Introduction The instant developmental switch of nutritional and oxygen supply from the umbilical cord to the lungs and the intestinal canal are necessary and dramatic changes for the offspring in order to adapt to life outside the uterus. This period is also characterised by exposure and colonisation by live bacteria, an assumed important step towards physiological programming of the newborn. The perinatal period is associated with establishment of a functional blood-brain barrier (BBB), essential for the brain development and protection from adverse systemic influences, which in rodents, has been suggested to be regulated by intestinal microbiome. To investigate whether the pig could be used as a model for preterm infant brain maturation, we studied the BBB in preterm and term newborn piglets.
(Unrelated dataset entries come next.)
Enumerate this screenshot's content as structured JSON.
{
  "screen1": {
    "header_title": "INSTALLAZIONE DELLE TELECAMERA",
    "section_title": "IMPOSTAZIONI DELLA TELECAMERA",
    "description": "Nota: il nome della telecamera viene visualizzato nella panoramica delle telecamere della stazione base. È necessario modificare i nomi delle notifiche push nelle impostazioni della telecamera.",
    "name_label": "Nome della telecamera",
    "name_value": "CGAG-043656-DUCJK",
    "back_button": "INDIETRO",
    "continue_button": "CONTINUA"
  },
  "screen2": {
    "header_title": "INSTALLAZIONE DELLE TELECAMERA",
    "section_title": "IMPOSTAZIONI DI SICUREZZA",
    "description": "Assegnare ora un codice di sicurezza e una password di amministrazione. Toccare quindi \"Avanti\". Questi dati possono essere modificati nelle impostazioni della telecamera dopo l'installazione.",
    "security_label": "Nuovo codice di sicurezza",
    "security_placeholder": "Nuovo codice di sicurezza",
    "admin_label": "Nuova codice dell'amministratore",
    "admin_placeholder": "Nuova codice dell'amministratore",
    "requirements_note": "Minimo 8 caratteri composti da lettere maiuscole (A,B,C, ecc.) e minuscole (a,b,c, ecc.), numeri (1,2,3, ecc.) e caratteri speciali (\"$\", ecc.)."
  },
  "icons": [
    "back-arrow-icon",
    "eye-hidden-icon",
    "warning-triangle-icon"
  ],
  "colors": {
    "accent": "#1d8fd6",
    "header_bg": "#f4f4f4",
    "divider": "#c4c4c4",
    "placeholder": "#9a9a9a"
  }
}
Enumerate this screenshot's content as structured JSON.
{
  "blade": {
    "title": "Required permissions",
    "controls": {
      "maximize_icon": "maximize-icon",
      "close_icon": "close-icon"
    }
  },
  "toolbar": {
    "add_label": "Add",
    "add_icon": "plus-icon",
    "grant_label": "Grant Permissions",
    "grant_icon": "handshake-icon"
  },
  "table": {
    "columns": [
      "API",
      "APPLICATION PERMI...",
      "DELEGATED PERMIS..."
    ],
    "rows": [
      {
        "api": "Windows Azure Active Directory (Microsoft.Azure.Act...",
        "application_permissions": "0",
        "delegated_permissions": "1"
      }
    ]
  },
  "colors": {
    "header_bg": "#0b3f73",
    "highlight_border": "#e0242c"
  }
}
Methods The integrity of the BBB was evaluated in caesarean-delivered preterm (90% gestation) and term-born neonate pigs immediately after birth (n = 10). The expression of main tight junctions proteins (TJPs) controlling the BBB, and the glucose transporter-1 (Glut-1) in the hippocampus and striatum were determined by western blot technique.
Results Alterations of TJPs expression in brain tissue were observed in hippocampus and striatum of preterm piglets compared to full-term controls. In addition, Glut-1 expression in the brain endothelial cells exhibited changes in a region-specific manner.
Conclusion This pilot study demonstrate altered expression patterns of TJPs and Glut-1 in hippocampus and striatum of preterm piglets compared to full term piglets which support that the BBB impairment observed in rodents may also extend to the BBB in preterm piglets.